EPI reports that CEO earnings soared in 2019 and, despite the coronavirus recession, are poised to rise again in 2020 as millions of workers are laid off or had hours and pay cut.
CEO compensation rose 1,167 percent between 1978 and 2019. Meanwhile, the typical workers’ compensation for the same time period rose by 13.7 percent. At the 350 largest companies in the U.S., the CEO-to-worker pay ratio is at 320 to 1. That’s up from 293 to 1 in 2018. For some comparison, the pay ratio was 61 to 1 in 1989.
While some CEOs have made headlines crowing about how they’re slashing their salary, they don’t mention that their salary is a relatively small percentage of their overall compensation.
“Exorbitant CEO pay is a major contributor to rising inequality that we could safely do away with,” according to the EPI report. “CEOs are getting more because of their power to set pay—and because so much of their pay (about three-fourths) is stock-related, not because they are increasing productivity or possess specific, high-demand skills.”
Several Teamster employers have been guilty of such a pay disparity, not the least of which is XPO Logistics, where CEO Bradley Jacobs’ estimated pay exceeds workers’ pay by 237 to 1. In reality, however, the gap is far greater once the ultimate value of his long-term incentive awards are taken into account.
In May, the Teamsters sent a letter to XPO investors urging shareholders to vote against the excessive pay given to Jacobs, citing among other things, the more than $60 million in cash Jacobs received under an existing long-term incentive award. Despite a subsequent investor revolt over pay, just last month, Jacobs received a new long-term award that could pay out up to $80 million in cash. The stark pay gap between frontline workers and XPO management is not new for the company, and XPO has had to defend numerous class-action lawsuits related to employee wages and misclassification of workers over the last decade.
At Republic Services Group, CEO Donald Slager’s pay is 197 times higher than the average worker; and at UNFI, CEO Steven Spinner earns 140 times the company’s median worker.

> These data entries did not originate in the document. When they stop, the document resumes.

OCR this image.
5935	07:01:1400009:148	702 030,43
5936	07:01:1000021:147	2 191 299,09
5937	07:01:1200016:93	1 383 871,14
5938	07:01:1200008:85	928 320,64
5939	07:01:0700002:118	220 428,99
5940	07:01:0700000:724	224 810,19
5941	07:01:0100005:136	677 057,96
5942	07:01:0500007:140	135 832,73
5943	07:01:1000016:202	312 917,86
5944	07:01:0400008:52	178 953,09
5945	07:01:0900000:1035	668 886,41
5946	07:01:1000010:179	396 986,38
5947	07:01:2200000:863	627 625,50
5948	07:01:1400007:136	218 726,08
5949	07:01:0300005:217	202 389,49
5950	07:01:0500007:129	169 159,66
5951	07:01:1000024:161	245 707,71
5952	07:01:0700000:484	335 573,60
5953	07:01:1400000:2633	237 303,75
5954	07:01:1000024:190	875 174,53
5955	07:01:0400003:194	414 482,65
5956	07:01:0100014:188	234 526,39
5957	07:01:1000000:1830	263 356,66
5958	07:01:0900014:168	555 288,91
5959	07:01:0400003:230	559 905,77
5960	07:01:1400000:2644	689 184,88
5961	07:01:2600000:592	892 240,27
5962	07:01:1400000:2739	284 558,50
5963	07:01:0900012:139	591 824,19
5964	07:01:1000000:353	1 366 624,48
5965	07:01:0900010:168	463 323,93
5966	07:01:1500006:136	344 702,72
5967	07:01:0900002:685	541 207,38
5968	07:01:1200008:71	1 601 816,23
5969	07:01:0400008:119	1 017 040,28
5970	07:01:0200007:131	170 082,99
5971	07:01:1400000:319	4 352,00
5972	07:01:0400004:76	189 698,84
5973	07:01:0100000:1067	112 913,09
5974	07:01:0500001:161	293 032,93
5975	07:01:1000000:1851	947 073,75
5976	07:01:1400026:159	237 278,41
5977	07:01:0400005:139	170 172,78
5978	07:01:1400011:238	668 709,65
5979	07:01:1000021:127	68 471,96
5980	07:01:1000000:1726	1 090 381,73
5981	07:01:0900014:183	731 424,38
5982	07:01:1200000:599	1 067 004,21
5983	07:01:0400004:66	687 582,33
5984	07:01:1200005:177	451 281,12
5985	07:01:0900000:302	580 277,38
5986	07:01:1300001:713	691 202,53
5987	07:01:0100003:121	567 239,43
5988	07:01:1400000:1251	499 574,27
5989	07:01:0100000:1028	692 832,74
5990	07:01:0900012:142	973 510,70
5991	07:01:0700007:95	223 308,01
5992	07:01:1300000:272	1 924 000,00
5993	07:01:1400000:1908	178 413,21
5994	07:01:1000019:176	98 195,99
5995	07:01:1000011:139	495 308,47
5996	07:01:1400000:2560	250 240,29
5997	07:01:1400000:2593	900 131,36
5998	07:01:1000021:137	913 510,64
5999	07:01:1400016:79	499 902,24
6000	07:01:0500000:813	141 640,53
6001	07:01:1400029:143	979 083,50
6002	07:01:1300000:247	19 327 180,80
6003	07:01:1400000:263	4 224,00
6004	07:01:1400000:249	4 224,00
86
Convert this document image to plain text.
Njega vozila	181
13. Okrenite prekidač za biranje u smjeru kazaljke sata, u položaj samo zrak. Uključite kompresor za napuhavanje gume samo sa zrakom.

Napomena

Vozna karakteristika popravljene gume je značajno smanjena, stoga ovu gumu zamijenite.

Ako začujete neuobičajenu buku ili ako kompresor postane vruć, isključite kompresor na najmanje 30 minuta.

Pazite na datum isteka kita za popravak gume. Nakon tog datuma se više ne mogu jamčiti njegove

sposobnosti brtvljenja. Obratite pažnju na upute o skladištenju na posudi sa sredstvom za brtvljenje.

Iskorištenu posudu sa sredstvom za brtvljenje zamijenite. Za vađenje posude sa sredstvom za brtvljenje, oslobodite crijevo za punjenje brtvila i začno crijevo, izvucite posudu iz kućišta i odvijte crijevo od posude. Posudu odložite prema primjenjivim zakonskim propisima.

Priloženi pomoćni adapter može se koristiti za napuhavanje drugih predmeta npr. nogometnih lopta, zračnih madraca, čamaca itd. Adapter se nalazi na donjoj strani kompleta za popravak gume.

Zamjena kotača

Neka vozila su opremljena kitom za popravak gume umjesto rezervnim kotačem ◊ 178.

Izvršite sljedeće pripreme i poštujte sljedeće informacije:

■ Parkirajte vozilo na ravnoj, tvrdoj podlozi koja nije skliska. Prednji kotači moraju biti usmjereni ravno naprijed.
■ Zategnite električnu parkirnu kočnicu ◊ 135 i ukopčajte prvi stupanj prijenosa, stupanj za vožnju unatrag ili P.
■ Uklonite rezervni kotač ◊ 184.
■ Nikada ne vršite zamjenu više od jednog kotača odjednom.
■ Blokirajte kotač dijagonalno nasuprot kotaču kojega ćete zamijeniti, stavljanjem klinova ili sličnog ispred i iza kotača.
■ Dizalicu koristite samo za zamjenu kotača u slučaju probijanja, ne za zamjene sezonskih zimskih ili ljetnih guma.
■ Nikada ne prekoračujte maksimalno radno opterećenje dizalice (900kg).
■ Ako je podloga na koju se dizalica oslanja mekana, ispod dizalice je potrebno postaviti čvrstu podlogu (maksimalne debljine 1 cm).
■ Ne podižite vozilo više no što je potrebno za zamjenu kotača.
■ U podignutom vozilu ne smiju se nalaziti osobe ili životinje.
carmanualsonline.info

When lawmakers rolled out the Tax Excessive CEO Pay Act last year, the Teamsters Union adamantly supported the legislation which would impose tax rate increases on companies with CEO-to-median-worker pay rates greater than 50-to-1.
“If companies can pay their top executives tens of millions of dollars, they can afford to raise wages for workers,” said Jim Hoffa, Teamsters General President. “Right now, workers are giving everything they have to keep us safe and keep the American economy rolling. It’s past time for the highest paid executives to make amends.”